Daniel de Borah

piano

Pianist Daniel de Borah has emerged in recent years as one of Australia’s foremost musicians, consistently praised for the grace, finesse and imaginative intelligence of his performances. His busy and wide-ranging performance schedule finds him equally at home as concerto soloist, recitalist and chamber musician.

Since his prize-winning appearances at the 2004 Sydney International Piano Competition, Daniel has given recitals on four continents and toured extensively throughout the United Kingdom and Australia including return visits to London’s Wigmore Hall and Southbank Centre, the Sydney Opera House and the Melbourne Recital Centre. As a concerto soloist he has appeared with the Royal Philharmonic Orchestra, English Chamber Orchestra, the London Mozart Players, Australian Chamber Orchestra and the Sydney, Melbourne, Adelaide, Canberra and Auckland Symphony Orchestras.

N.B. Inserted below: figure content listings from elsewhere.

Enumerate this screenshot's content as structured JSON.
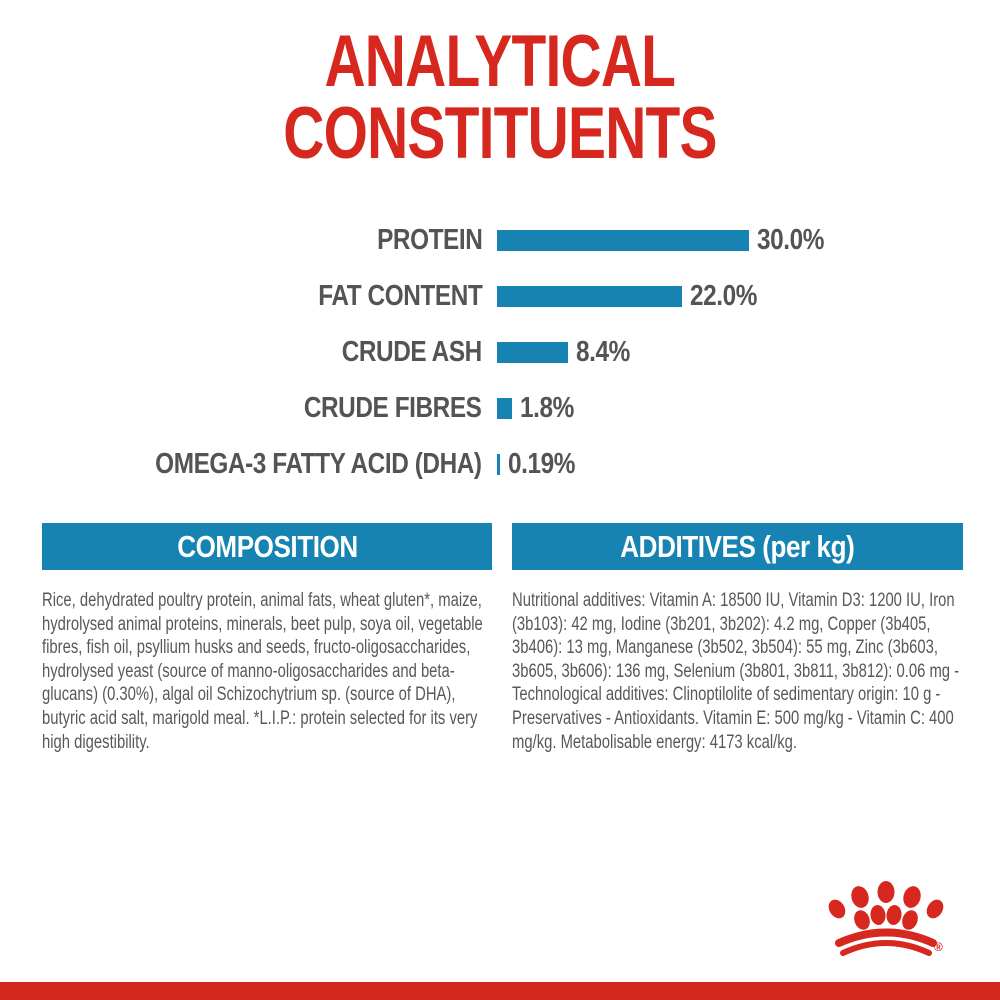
{
  "page_title": {
    "line1": "ANALYTICAL",
    "line2": "CONSTITUENTS"
  },
  "chart_data": {
    "type": "bar",
    "orientation": "horizontal",
    "title": "ANALYTICAL CONSTITUENTS",
    "categories": [
      "PROTEIN",
      "FAT CONTENT",
      "CRUDE ASH",
      "CRUDE FIBRES",
      "OMEGA-3 FATTY ACID (DHA)"
    ],
    "values": [
      30.0,
      22.0,
      8.4,
      1.8,
      0.19
    ],
    "value_labels": [
      "30.0%",
      "22.0%",
      "8.4%",
      "1.8%",
      "0.19%"
    ],
    "unit": "%",
    "xlim": [
      0,
      30
    ],
    "bar_color": "#1783b2",
    "grid": "off",
    "legend": "none"
  },
  "composition": {
    "header": "COMPOSITION",
    "body": "Rice, dehydrated poultry protein, animal fats, wheat gluten*, maize, hydrolysed animal proteins, minerals, beet pulp, soya oil, vegetable fibres, fish oil, psyllium husks and seeds, fructo-oligosaccharides, hydrolysed yeast (source of manno-oligosaccharides and beta-glucans) (0.30%), algal oil Schizochytrium sp. (source of DHA), butyric acid salt, marigold meal. *L.I.P.: protein selected for its very high digestibility."
  },
  "additives": {
    "header": "ADDITIVES (per kg)",
    "body": "Nutritional additives: Vitamin A: 18500 IU, Vitamin D3: 1200 IU, Iron (3b103): 42 mg, Iodine (3b201, 3b202): 4.2 mg, Copper (3b405, 3b406): 13 mg, Manganese (3b502, 3b504): 55 mg, Zinc (3b603, 3b605, 3b606): 136 mg, Selenium (3b801, 3b811, 3b812): 0.06 mg - Technological additives: Clinoptilolite of sedimentary origin: 10 g - Preservatives - Antioxidants. Vitamin E: 500 mg/kg - Vitamin C: 400 mg/kg. Metabolisable energy: 4173 kcal/kg."
  },
  "logo": {
    "name": "royal-canin-crown",
    "registered_mark": "®"
  },
  "colors": {
    "brand_red": "#d6281e",
    "accent_blue": "#1783b2",
    "text_gray": "#58585a",
    "bottom_bar_red": "#d3261d"
  }
}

Daniel’s perceptive and sympathetic musicianship finds a natural home on the chamber music platform where he has partnered many leading soloists and ensembles including Baiba Skride, Li-Wei Qin, Nicolas Altstaedt, Thomas Indermühle, Dale Barltrop and Andrew Goodwin, and the Australian, Navarra, Tinalley and New Zealand String Quartets. His festival appearances include Musica Viva’s Sydney and Huntington Estate Music Festivals, the Oxford Lieder Festival, Canberra International Music Festival and the Australian Festival of Chamber Music in Townsville. In 2015 Daniel joined the Australia Piano Quartet, ensemble-in-residence at the University of Technology, Sydney.

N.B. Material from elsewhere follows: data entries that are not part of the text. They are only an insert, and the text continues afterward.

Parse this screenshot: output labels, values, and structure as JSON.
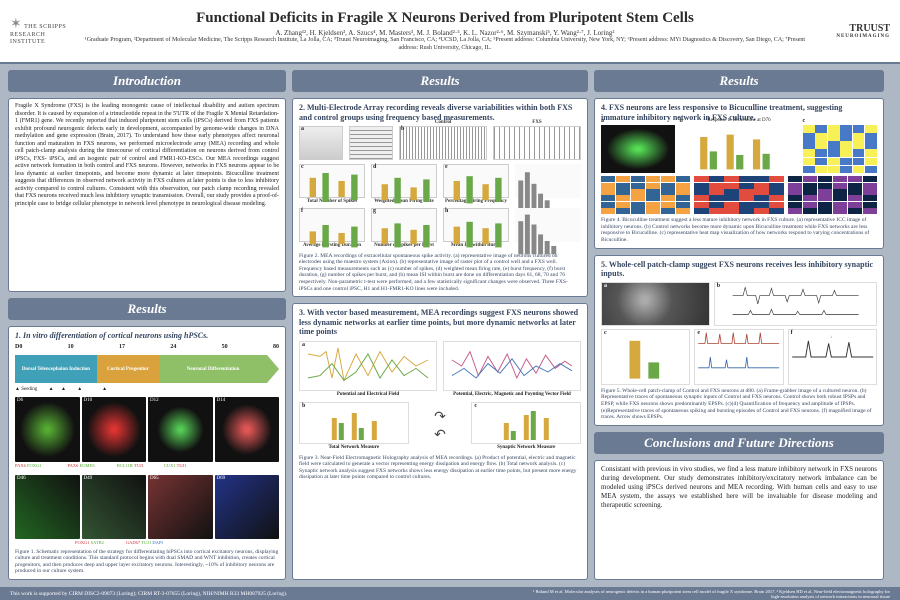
{
  "header": {
    "inst_name": "THE SCRIPPS RESEARCH INSTITUTE",
    "title": "Functional Deficits in Fragile X Neurons Derived from Pluripotent Stem Cells",
    "authors": "A. Zhang¹², H. Kjeldsen³, A. Szucs⁴, M. Masters³, M. J. Boland²·⁵, K. L. Nazor²·⁶, M. Szymanski⁵, Y. Wang²·⁷, J. Loring²",
    "affil": "¹Graduate Program, ²Department of Molecular Medicine, The Scripps Research Institute, La Jolla, CA; ³Truust Neuroimaging, San Francisco, CA; ⁴UCSD, La Jolla, CA; ⁵Present address: Columbia University, New York, NY; ⁶Present address: MYi Diagnostics & Discovery, San Diego, CA; ⁷Present address: Rush University, Chicago, IL.",
    "right_brand": "TRUUST",
    "right_sub": "NEUROIMAGING"
  },
  "sections": {
    "intro_title": "Introduction",
    "results_title": "Results",
    "concl_title": "Conclusions and Future Directions"
  },
  "intro_text": "Fragile X Syndrome (FXS) is the leading monogenic cause of intellectual disability and autism spectrum disorder. It is caused by expansion of a trinucleotide repeat in the 5'UTR of the Fragile X Mental Retardation-1 (FMR1) gene. We recently reported that induced pluripotent stem cells (iPSCs) derived from FXS patients exhibit profound neurogenic defects early in development, accompanied by genome-wide changes in DNA methylation and gene expression (Brain, 2017). To understand how these early phenotypes affect neuronal function and maturation in FXS neurons, we performed microelectrode array (MEA) recording and whole cell patch-clamp analysis during the timecourse of cortical differentiation on neurons derived from control iPSCs, FXS- iPSCs, and an isogenic pair of control and FMR1-KO-ESCs. Our MEA recordings suggest active network formation in both control and FXS neurons. However, networks in FXS neurons appear to be less dynamic at earlier timepoints, and become more dynamic at later timepoints. Bicuculline treatment suggests that differences in observed network activity in FXS cultures at later points is due to less inhibitory activity compared to control cultures. Consistent with this observation, our patch clamp recording revealed that FXS neurons received much less inhibitory synaptic transmission. Overall, our study provides a proof-of-principle case to bridge cellular phenotype to network level phenotype in neurological disease modeling.",
  "r1": {
    "head": "1. In vitro differentiation of cortical neurons using hPSCs.",
    "days": [
      "D0",
      "10",
      "17",
      "24",
      "50",
      "80"
    ],
    "stages": [
      {
        "label": "Dorsal Telencephalon Induction",
        "sub": "(SB431542, DM, XAV939)",
        "color": "#3fa0b7"
      },
      {
        "label": "Cortical Progenitor",
        "sub": "",
        "color": "#d9a23d"
      },
      {
        "label": "Neuronal Differentiation",
        "sub": "(BDNF, GDNF, VitC, cAMP)",
        "color": "#8fbf67"
      }
    ],
    "seeding": "Seeding",
    "panels_top": [
      "D6",
      "D10",
      "D12",
      "D14"
    ],
    "panels_bot": [
      "D46",
      "D49",
      "D65",
      "D69"
    ],
    "marker_labels": [
      "PAX6 FOXG1",
      "PAX6 EOMES",
      "BCL11B TUJ1",
      "CUX1 TUJ1",
      "FOXG1 SATB2",
      "GAD67 TUJ1 DAPI"
    ],
    "caption": "Figure 1. Schematic representation of the strategy for differentiating hiPSCs into cortical excitatory neurons, displaying culture and treatment conditions. This standard protocol begins with dual SMAD and WNT inhibition, creates cortical progenitors, and then produces deep and upper layer excitatory neurons. Interestingly, ~10% of inhibitory neurons are produced in our culture system."
  },
  "r2": {
    "head": "2. Multi-Electrode Array recording reveals diverse variabilities within both FXS and control groups using frequency based measurements.",
    "col_labels": [
      "",
      "Control",
      "FXS"
    ],
    "row_labels": [
      "a",
      "b"
    ],
    "metrics": [
      "Total Number of Spikes",
      "Weighted Mean Firing Rate",
      "Percentage Firing Frequency"
    ],
    "metrics2": [
      "Average Bursting Duration",
      "Number of Spikes per Burst",
      "Mean ISI within Bursts"
    ],
    "panel_letters": [
      "a",
      "b",
      "c",
      "d",
      "e",
      "f",
      "g",
      "h"
    ],
    "caption": "Figure 2. MEA recordings of extracellular spontaneous spike activity. (a) representative image of neurons cultured on electrodes using the maestro system (Axion). (b) representative image of raster plot of a control well and a FXS well. Frequency based measurements such as (c) number of spikes, (d) weighted mean firing rate, (e) burst frequency, (f) burst duration, (g) number of spikes per burst, and (h) mean ISI within burst are done on differentiation days 61, 68, 70 and 76 respectively. Non-parametric t-test were performed, and a few statistically significant changes were observed. Three FXS-iPSCs and one control iPSC, H1 and H1-FMR1-KO lines were included."
  },
  "r3": {
    "head": "3. With vector based measurement, MEA recordings suggest FXS neurons showed less dynamic networks at earlier time points, but more dynamic networks at later time points",
    "trace_labels": [
      "Potential and Electrical Field",
      "Potential, Electric, Magnetic and Poynting Vector Field"
    ],
    "chart_labels": [
      "Total Network Measure",
      "",
      "Synaptic Network Measure"
    ],
    "panel_letters": [
      "a",
      "b",
      "c",
      "d"
    ],
    "caption": "Figure 3. Near-Field Electromagnetic Holography analysis of MEA recordings. (a) Product of potential, electric and magnetic field were calculated to generate a vector representing energy dissipation and energy flow. (b) Total network analysis. (c) Synaptic network analysis suggest FXS networks shows less energy dissipation at earlier time points, but present more energy dissipation at later time points compared to control cultures."
  },
  "r4": {
    "head": "4. FXS neurons are less responsive to Bicuculline treatment, suggesting immature inhibitory network in FXS culture.",
    "sub": "Response to Bicuculline at D76",
    "panel_letters": [
      "a",
      "b",
      "c"
    ],
    "heatmap": {
      "rows": 6,
      "cols": 6,
      "palette": [
        "#f7f056",
        "#f4a242",
        "#e24c3f",
        "#7e3f98",
        "#4878c8",
        "#326596",
        "#1d4378",
        "#0d2445"
      ]
    },
    "caption": "Figure 4. Bicuculline treatment suggest a less mature inhibitory network in FXS culture. (a) representative ICC image of inhibitory neurons. (b) Control networks become more dynamic upon Bicuculline treatment while FXS networks are less responsive to Bicuculline. (c) representative heat map visualization of how networks respond to varying concentrations of Bicuculline."
  },
  "r5": {
    "head": "5. Whole-cell patch-clamp suggest FXS neurons receives less inhibitory synaptic inputs.",
    "panel_letters": [
      "a",
      "b",
      "c",
      "d",
      "e",
      "f"
    ],
    "caption": "Figure 5. Whole-cell patch-clamp of Control and FXS neurons at d80. (a) Frame-grabber image of a cultured neuron. (b) Representative traces of spontaneous synaptic inputs of Control and FXS neurons. Control shows both robust IPSPs and EPSP, while FXS neurons shows predominantly EPSPs. (c)(d) Quantification of frequency and amplitude of IPSPs. (e)Representative traces of spontaneous spiking and bursting episodes of Control and FXS neurons. (f) magnified image of traces. Arrow shows EPSPs."
  },
  "conclusions": "Consistant with previous in vivo studies, we find a less mature inhibitory network in FXS neurons during development. Our study demonstrates inhibitory/excitatory network imbalance can be modeled using iPSCs derived neurons and MEA recording. With human cells and easy to use MEA system, the assays we established here will be invaluable for disease modeling and therapeutic screening.",
  "footer": {
    "left": "This work is supported by CIRM DISC2-09073 (Loring); CIRM RT-3-07655 (Loring), NIH/NIMH R33 MH087925 (Loring).",
    "right": "¹ Boland M et al. Molecular analyses of neurogenic defects in a human pluripotent stem cell model of fragile X syndrome. Brain 2017. ² Kjeldsen HD et al. Near-field electromagnetic holography for high-resolution analysis of network interactions in neuronal tissue"
  },
  "colors": {
    "bg": "#aeb8c5",
    "header_border": "#6b7a93",
    "section_border": "#6b7a93",
    "accent_dark": "#35455f",
    "ctrl": "#d6a93f",
    "fxs": "#6aa848"
  }
}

During his studies Daniel won numerous awards including 3rd Prizes at the 2004 Sydney International Piano Competition, the 2001 Tbilisi International Piano Competition and the 2000 Arthur Rubinstein in Memoriam Competition in Poland. In 2005 he was selected for representation by the Young Classical Artists Trust, London. Daniel is also a past winner of the Australian National Piano Award and the Royal Overseas League Competition Piano Award in London.

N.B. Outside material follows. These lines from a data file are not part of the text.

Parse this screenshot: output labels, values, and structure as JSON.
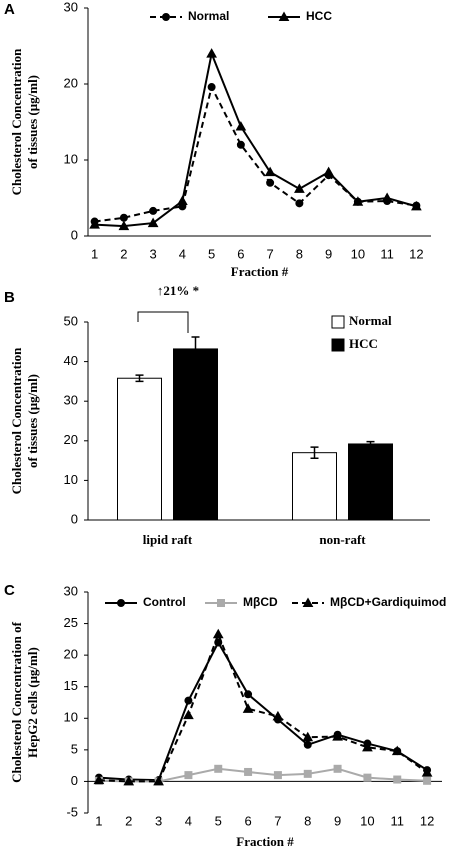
{
  "chart_data": [
    {
      "type": "line",
      "panel": "A",
      "ylabel": [
        "Cholesterol Concentration",
        "of tissues (μg/ml)"
      ],
      "xlabel": "Fraction #",
      "categories": [
        "1",
        "2",
        "3",
        "4",
        "5",
        "6",
        "7",
        "8",
        "9",
        "10",
        "11",
        "12"
      ],
      "ylim": [
        0,
        30
      ],
      "yticks": [
        0,
        10,
        20,
        30
      ],
      "series": [
        {
          "name": "Normal",
          "color": "#000000",
          "line_style": "dashed",
          "marker": "circle",
          "values": [
            1.9,
            2.4,
            3.3,
            3.9,
            19.6,
            12.0,
            7.0,
            4.3,
            8.0,
            4.5,
            4.6,
            4.0
          ]
        },
        {
          "name": "HCC",
          "color": "#000000",
          "line_style": "solid",
          "marker": "triangle",
          "values": [
            1.5,
            1.3,
            1.7,
            4.6,
            24.0,
            14.4,
            8.4,
            6.2,
            8.4,
            4.5,
            5.0,
            3.9
          ]
        }
      ]
    },
    {
      "type": "bar",
      "panel": "B",
      "ylabel": [
        "Cholesterol Concentration",
        "of tissues (μg/ml)"
      ],
      "annotation": "↑21%  *",
      "categories": [
        "lipid raft",
        "non-raft"
      ],
      "ylim": [
        0,
        50
      ],
      "yticks": [
        0,
        10,
        20,
        30,
        40,
        50
      ],
      "series": [
        {
          "name": "Normal",
          "color": "#ffffff",
          "values": [
            35.8,
            17.0
          ],
          "errors": [
            0.8,
            1.4
          ]
        },
        {
          "name": "HCC",
          "color": "#000000",
          "values": [
            43.2,
            19.2
          ],
          "errors": [
            3.0,
            0.6
          ]
        }
      ]
    },
    {
      "type": "line",
      "panel": "C",
      "ylabel": [
        "Cholesterol Concentration of",
        "HepG2 cells (μg/ml)"
      ],
      "xlabel": "Fraction #",
      "categories": [
        "1",
        "2",
        "3",
        "4",
        "5",
        "6",
        "7",
        "8",
        "9",
        "10",
        "11",
        "12"
      ],
      "ylim": [
        -5,
        30
      ],
      "yticks": [
        -5,
        0,
        5,
        10,
        15,
        20,
        25,
        30
      ],
      "series": [
        {
          "name": "Control",
          "color": "#000000",
          "line_style": "solid",
          "marker": "circle",
          "values": [
            0.6,
            0.3,
            0.2,
            12.8,
            22.0,
            13.8,
            9.8,
            5.8,
            7.4,
            6.0,
            4.8,
            1.8
          ]
        },
        {
          "name": "MβCD",
          "color": "#aaaaaa",
          "line_style": "solid",
          "marker": "square",
          "values": [
            0.1,
            0.0,
            0.0,
            1.0,
            2.0,
            1.5,
            1.0,
            1.2,
            2.0,
            0.6,
            0.3,
            0.1
          ]
        },
        {
          "name": "MβCD+Gardiquimod",
          "color": "#000000",
          "line_style": "dashed",
          "marker": "triangle",
          "values": [
            0.2,
            0.0,
            0.0,
            10.5,
            23.3,
            11.5,
            10.3,
            7.0,
            7.1,
            5.4,
            4.8,
            1.4
          ]
        }
      ]
    }
  ]
}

Born in Melbourne in 1981, Daniel studied at the Liszt Academy of Music in Budapest, the St. Petersburg State Conservatoire and the Royal Academy of Music, London. His teachers have included Zsuzsa Eszto, Mira Jevtic, Nina Seryogina, Tatyana Sarkissova and Alexander Satz. Daniel currently serves on the faculty of the Queensland Conservatorium, Griffith University.